It arises due to the nascent legal and regulatory landscape around generative AI, which may result in companies being unaware of the essential standards.

Intellectual property rights, data privacy, and liability issues are part of the concerns too.

Ethical Risks

Ethical risks pertain to the potential misuse of generative AI in harmful ways. Issues such as the creation of manipulated content like deep fakes raise concerns about misrepresentation and harm to individuals.

Microsoft’s President, Brad Smith has mentioned that his biggest worry about AI is “Deepfake.”

Security Risks

The use of large language models like ChatGPT can inadvertently lead to sensitive data leakage.

Although no direct public disclosure may occur, the data could be used by AI creators to train future models, potentially indirectly disclosing sensitive information.

Another risk is Generative AI’s ability to ]scan source code for vulnerabilities, it allows developers to quickly identify and fix issues.

However, this capability also poses a risk, as malicious actors can exploit vulnerabilities before defenders have a chance to address them.

With the advancement of AI, phishing is another major risk that has now become easier to automate, leading to higher response rates.

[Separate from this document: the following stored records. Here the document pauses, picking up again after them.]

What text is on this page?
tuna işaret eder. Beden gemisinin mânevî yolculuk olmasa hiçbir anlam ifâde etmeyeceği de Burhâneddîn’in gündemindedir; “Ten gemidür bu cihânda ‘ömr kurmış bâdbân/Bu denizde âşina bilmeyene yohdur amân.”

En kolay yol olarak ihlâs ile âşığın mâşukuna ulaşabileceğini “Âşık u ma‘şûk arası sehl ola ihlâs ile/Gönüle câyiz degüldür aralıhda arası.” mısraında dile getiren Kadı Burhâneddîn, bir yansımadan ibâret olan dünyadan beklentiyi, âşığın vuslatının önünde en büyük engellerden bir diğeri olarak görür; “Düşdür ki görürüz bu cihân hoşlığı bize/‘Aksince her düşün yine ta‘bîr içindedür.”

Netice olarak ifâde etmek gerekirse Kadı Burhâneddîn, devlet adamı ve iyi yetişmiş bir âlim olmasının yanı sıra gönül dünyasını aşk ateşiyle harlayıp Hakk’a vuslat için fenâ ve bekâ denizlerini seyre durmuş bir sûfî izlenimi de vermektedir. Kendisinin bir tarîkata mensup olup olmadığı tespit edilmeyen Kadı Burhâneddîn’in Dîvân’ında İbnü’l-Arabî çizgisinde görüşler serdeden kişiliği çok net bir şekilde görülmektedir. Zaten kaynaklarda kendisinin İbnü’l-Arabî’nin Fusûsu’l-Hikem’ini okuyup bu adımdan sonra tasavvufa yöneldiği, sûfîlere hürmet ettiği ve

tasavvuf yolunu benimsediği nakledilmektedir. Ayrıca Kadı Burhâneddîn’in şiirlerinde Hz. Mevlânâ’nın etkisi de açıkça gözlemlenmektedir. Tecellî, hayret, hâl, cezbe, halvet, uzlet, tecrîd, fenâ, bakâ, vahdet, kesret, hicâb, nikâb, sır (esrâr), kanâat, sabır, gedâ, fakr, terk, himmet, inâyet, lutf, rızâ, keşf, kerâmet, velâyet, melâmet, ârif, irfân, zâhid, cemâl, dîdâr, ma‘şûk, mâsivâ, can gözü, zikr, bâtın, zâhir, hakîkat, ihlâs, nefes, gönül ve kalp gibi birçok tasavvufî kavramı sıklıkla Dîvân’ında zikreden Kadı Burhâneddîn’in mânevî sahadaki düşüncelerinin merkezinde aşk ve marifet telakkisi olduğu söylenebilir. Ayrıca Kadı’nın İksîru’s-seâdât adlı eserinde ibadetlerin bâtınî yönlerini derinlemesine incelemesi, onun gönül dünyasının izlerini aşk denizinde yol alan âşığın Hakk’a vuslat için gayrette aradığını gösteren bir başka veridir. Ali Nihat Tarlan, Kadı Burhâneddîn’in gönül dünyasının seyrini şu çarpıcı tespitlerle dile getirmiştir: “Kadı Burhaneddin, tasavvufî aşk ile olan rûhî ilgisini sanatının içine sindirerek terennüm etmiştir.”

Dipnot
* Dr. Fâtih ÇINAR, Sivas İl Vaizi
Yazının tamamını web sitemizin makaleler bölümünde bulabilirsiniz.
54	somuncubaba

Mitigating Risks Of Generative AI

To mitigate these risks while using AI, the following measures should be taken:

  • using self-hosted or cloud-based models of these technologies with matching privacy policies
  • enforcing limits on data input
  • keeping systems patched and up-to-date
  • deploying anti-phishing software
  • educating employees on identifying and reporting suspicious emails.

Implementing proper safeguards and countermeasures is essential to mitigate the associated risks and ensure the safe and secure use of generative AI.

This is not an exhaustive list as the threat landscape is huge and thus requires consistent efforts in keeping your organization secure.

For more news and updates on Cybersecurity, visit The Cybersecurity Club.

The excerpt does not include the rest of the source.